I was reminded yesterday, by a group of close, girl, friends, how lucky I/we are to have friends in our lives that care enough about us, to reach out and wish us well in this pandemic. Their simple words to each other, and me, got me thinking about how much I miss the ability to get together with them while we fight this deadly virus.
2020 has been an unbelievably trying year for all of us. Social unrest, political insanity, restrictions on gathering, and of course the worst pandemic in a century, all have profoundly changed our lives. Will we ever get back to normal? Those much smarter than me say it is unlikely.
Because of what we are doing to curb the spread of this virus, staying home, not socializing, avoiding each other, we have slowly slipped into a world where we have lost contact with those around us that made up our daily network.
I know that I've been terrible about staying in touch with those I used to communicate with on a regular basis. You get so wrapped up in your own little cocoon that you forget about others until suddenly you realize it has been eight months since you last spoke with them.
You forget that those you love are going through the same withdrawals that you are, and they need that human contact just as much as you need it. You also forget that they are people too, with feelings, and concerns, although many times different ones then you, but important to them nonetheless.
I was reminded of this by someone that I love and respect, in my extended family, earlier this fall, during one of my stretches of writing against the current president. She correctly pointed out, that while she understands that my views are different than hers, it doesn't give me the right to denigrate her, or her views. It was especially disturbing that I was doing it while calling for all of us to come together and stop the nastiness towards each other.
She, of course, was right, and, shame on me.
Our friends and family are the escape hatch to life we use when things get overwhelming. Grabbing lunch with an old friend, having a few couples over for drinks, joining them as they take a grandchild to the zoo, or just picking up the phone and talking about nothing for twenty minutes, are ways we lighten the load of daily life.
Not being able to do that this year has made it even harder for us to get through this awful mess. When I received the note from Homma Nancy yesterday, and the other Homma's replied in kind, it warmed my heart and made me think about how important to my world they were and are.
It also made me think about the other friends that have slipped away from my regular rotation of touching base this year. Friends from work, friends from college, friends from grade school, and friends from many other parts of my life, all have been pushed down on my list of things to do because of other priorities right now.

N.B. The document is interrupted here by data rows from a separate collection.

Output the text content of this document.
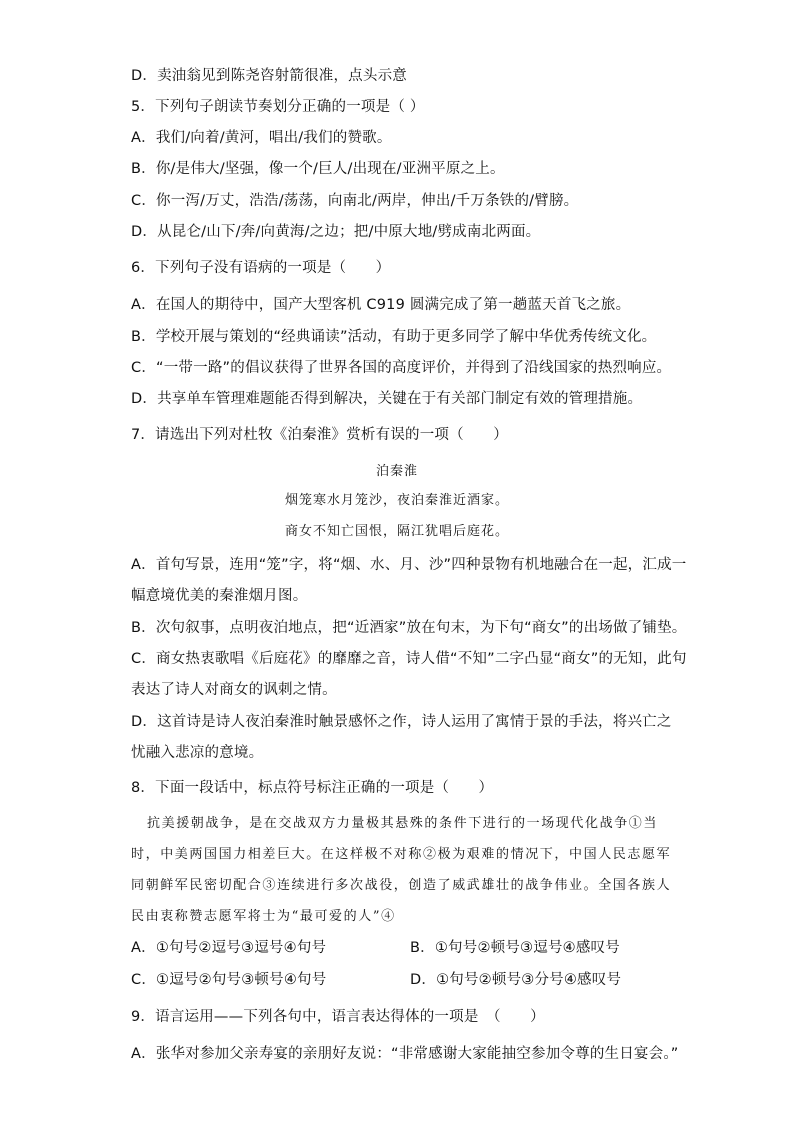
D．卖油翁见到陈尧咨射箭很准，点头示意
5．下列句子朗读节奏划分正确的一项是（ ）
A．我们/向着/黄河，唱出/我们的赞歌。
B．你/是伟大/坚强，像一个/巨人/出现在/亚洲平原之上。
C．你一泻/万丈，浩浩/荡荡，向南北/两岸，伸出/千万条铁的/臂膀。
D．从昆仑/山下/奔/向黄海/之边；把/中原大地/劈成南北两面。
6．下列句子没有语病的一项是（　　）
A．在国人的期待中，国产大型客机 C919 圆满完成了第一趟蓝天首飞之旅。
B．学校开展与策划的“经典诵读”活动，有助于更多同学了解中华优秀传统文化。
C．“一带一路”的倡议获得了世界各国的高度评价，并得到了沿线国家的热烈响应。
D．共享单车管理难题能否得到解决，关键在于有关部门制定有效的管理措施。
7．请选出下列对杜牧《泊秦淮》赏析有误的一项（　　）
泊秦淮
烟笼寒水月笼沙，夜泊秦淮近酒家。
商女不知亡国恨，隔江犹唱后庭花。
A．首句写景，连用“笼”字，将“烟、水、月、沙”四种景物有机地融合在一起，汇成一
幅意境优美的秦淮烟月图。
B．次句叙事，点明夜泊地点，把“近酒家”放在句末，为下句“商女”的出场做了铺垫。
C．商女热衷歌唱《后庭花》的靡靡之音，诗人借“不知”二字凸显“商女”的无知，此句
表达了诗人对商女的讽刺之情。
D．这首诗是诗人夜泊秦淮时触景感怀之作，诗人运用了寓情于景的手法，将兴亡之
忧融入悲凉的意境。
8．下面一段话中，标点符号标注正确的一项是（　　）
抗美援朝战争，是在交战双方力量极其悬殊的条件下进行的一场现代化战争①当
时，中美两国国力相差巨大。在这样极不对称②极为艰难的情况下，中国人民志愿军
同朝鲜军民密切配合③连续进行多次战役，创造了威武雄壮的战争伟业。全国各族人
民由衷称赞志愿军将士为“最可爱的人”④
A．①句号②逗号③逗号④句号	B．①句号②顿号③逗号④感叹号
C．①逗号②句号③顿号④句号	D．①句号②顿号③分号④感叹号
9．语言运用——下列各句中，语言表达得体的一项是　（　　）
A．张华对参加父亲寿宴的亲朋好友说：“非常感谢大家能抽空参加令尊的生日宴会。”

And that is wrong of me to have done that.
These important people have been with me every step of the way in life, and me with them, helping each other, consoling each other, and cheering each other up when life gets in the way. I know we can't get together just yet like we would like to do, but I can certainly do a better job of staying in touch with them than I have been doing.
I promise to reach out to each of you in the next few weeks, if only to say hi, and let you know I still care, and still love you. Once this virus is defeated, and it is safe for us to see each other, I am making the offer for everyone to come out here, and let's have ourselves one giant welcome back party.
Happy Thanksgiving to each of you, and I hope that you and your families stay safe.